Portal administration and performance
WebSphere Portal's largest value proposition is that it aggregates content, and because of this, it also aggregates lines of business, partners, people, technologies, and various middleware stacks that contribute to the overall IT stratosphere. It's a complicated process to care and feed a WebSphere Portal deployment. I quite often get called in to speak to customers and at conferences on the subject of portal deployment and operations and find myself addressing the same questions over and over.
This blog of mine is an attempt to get some of this information recorded and centralized. Much of it, hopefully, will find its way into product documentation, Redbooks, and white papers eventually. But for now, I will vet it out here.
Thanks for stopping by.
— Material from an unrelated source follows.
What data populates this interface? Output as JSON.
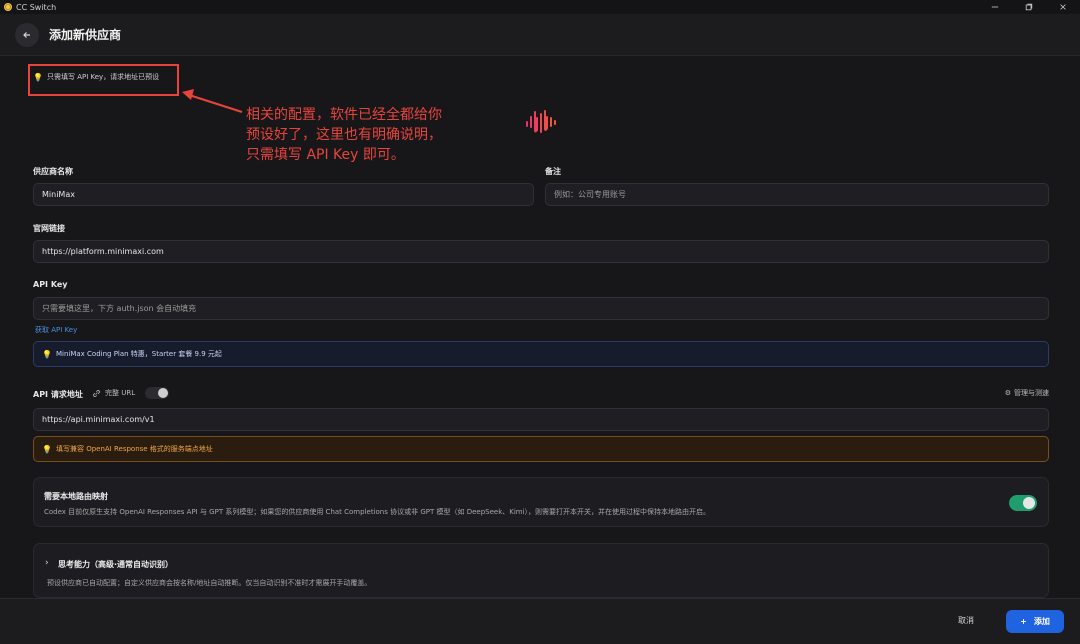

Comments are always welcome.[Read More]
When asked if WebSphere Portal supports 64bit, what really needs to be asked is if WebSphere Portal supports running in a 64bit JVM? We have supported running in a 32bit JVM on 64bit hardware for quite some time. We introduced our first 64bit JVM support on the Series i platform with WP 5.0.2. We added 64bit JVM support on zLinux with WP 188.8.131.52 (to overcome the 31bit address space limitation with small maximum heap sizes) and most recently added 64bit JVM support with HP-UX on HP Integrity Servers with WP 6.0.1. We will be adding more and more platforms, especially with new releases, but I typically ask in return if you are sure you really need 64bit JVM support.
Sure, with 64bit you can have very large heap sizes (many gigabytes instead of the maximum of 2GB on most UNIX systems), and thus allow a single application server instance to become CPU saturated before the heap is consumed, but that isn't necessarily a good thing. The larger the heap can grow, the longer garbage collections can take, especially full GCs which require a pause of the JVM while the heap is scanned and defragmented, looking for the maximum amount of garbage to collect. The larger the heap, the greater the potential fragmentation, and thus the longer the full GC cycles. And with the shear number of objects that are created and destroyed every second in a portal, fragmentation in the heap can happen more often than you might think. These pauses can amount to poor user experience.
Personally, I haven't seen any specific data to suggest what the perfect maximum heap size is for a portal, and I'm certain that number will vary by implementation, but based on conversations I've had with performance specialists, I suspect it is somewhere in the 1.75GB to 2GB range.[Read More]
There are a lot of knobs and switches in the WebSphere Portal and Application Server software stack that you can play with in the process of tuning the environment. We provide guidance and recommendations of what to pay attention to through our Performance and Tuning Guide, but the fact is that what actual values work best for you depends highly on what type of applications you run in Portal and the size and activity of your user population. The only way I know of to accurately arrive at the correct set of tuning values is to follow this basic testing methodology:
Performance and capacity testing is a long, highly iterative process. It is also resource intensive, as it requires dedicated systems for days on end, as well as enough people to manage the test environment, observe test results, and tune the system. Often times, this important process is the first thing cut from a deployment plan in jeapordy. In my experience, you either pay for this time up front, before you go live, or you pay for it after you go live. It must be done, and is a lot more expensive the later you do it.
But all this being said, what should your goal be? Obviously, you go into this process with certain metrics in mind. For instance, I want to be able to handle 400 concurrent users with no worse than a 5 second response time, and maybe that is only during login. That's fine, and simple to measure, but there will be days where, for some reason, you have a lot more than 400 concurrent users, or you have to take systems down and the remaining systems must take the load. It isn't enough to know if your environment can handle the typically load; you need to know if it can handle the atypical, or worst case, scenario as well. You may not know what the worst case scenario is up front. But what you do need to know is what the maximum capacity of your portal environment is, so as the usage approaches that number, you will know you are in trouble and need to add capacity.
To understand what your environment's capacity is, you need to drive utilization of your portal environment to the point of CPU exhaustion. Not memory exhaustion, or DB connection exhaustion - CPU exhaustion. The reason for that is that as CPU utilization approaches 100%, the system slows down to the point of nearly being unresponsive, but it doesn't fail. Under this condition, the Web servers managing the load across a portal cluster will mark such a system as down and route traffic elsewhere, giving the server a chance to recover, which it should once the requests have been processed. If you run out of some other resource, like memory or DB connections, before running out of CPU, then things really start to fail and you won't recover from that.
So, as you perform your maximum capacity tests, give the server instances a large enough Java heap size and request and DB connection pool sizes to allow for enough traffic through driving CPU to 100%. If you can't before running out of resources other than CPU, then it is time to scale vertically (creating vertical cluster members on the same physical system) or reallocate processors to other systems. If you can configure the system to meet this goal, then you have your "sweet spot".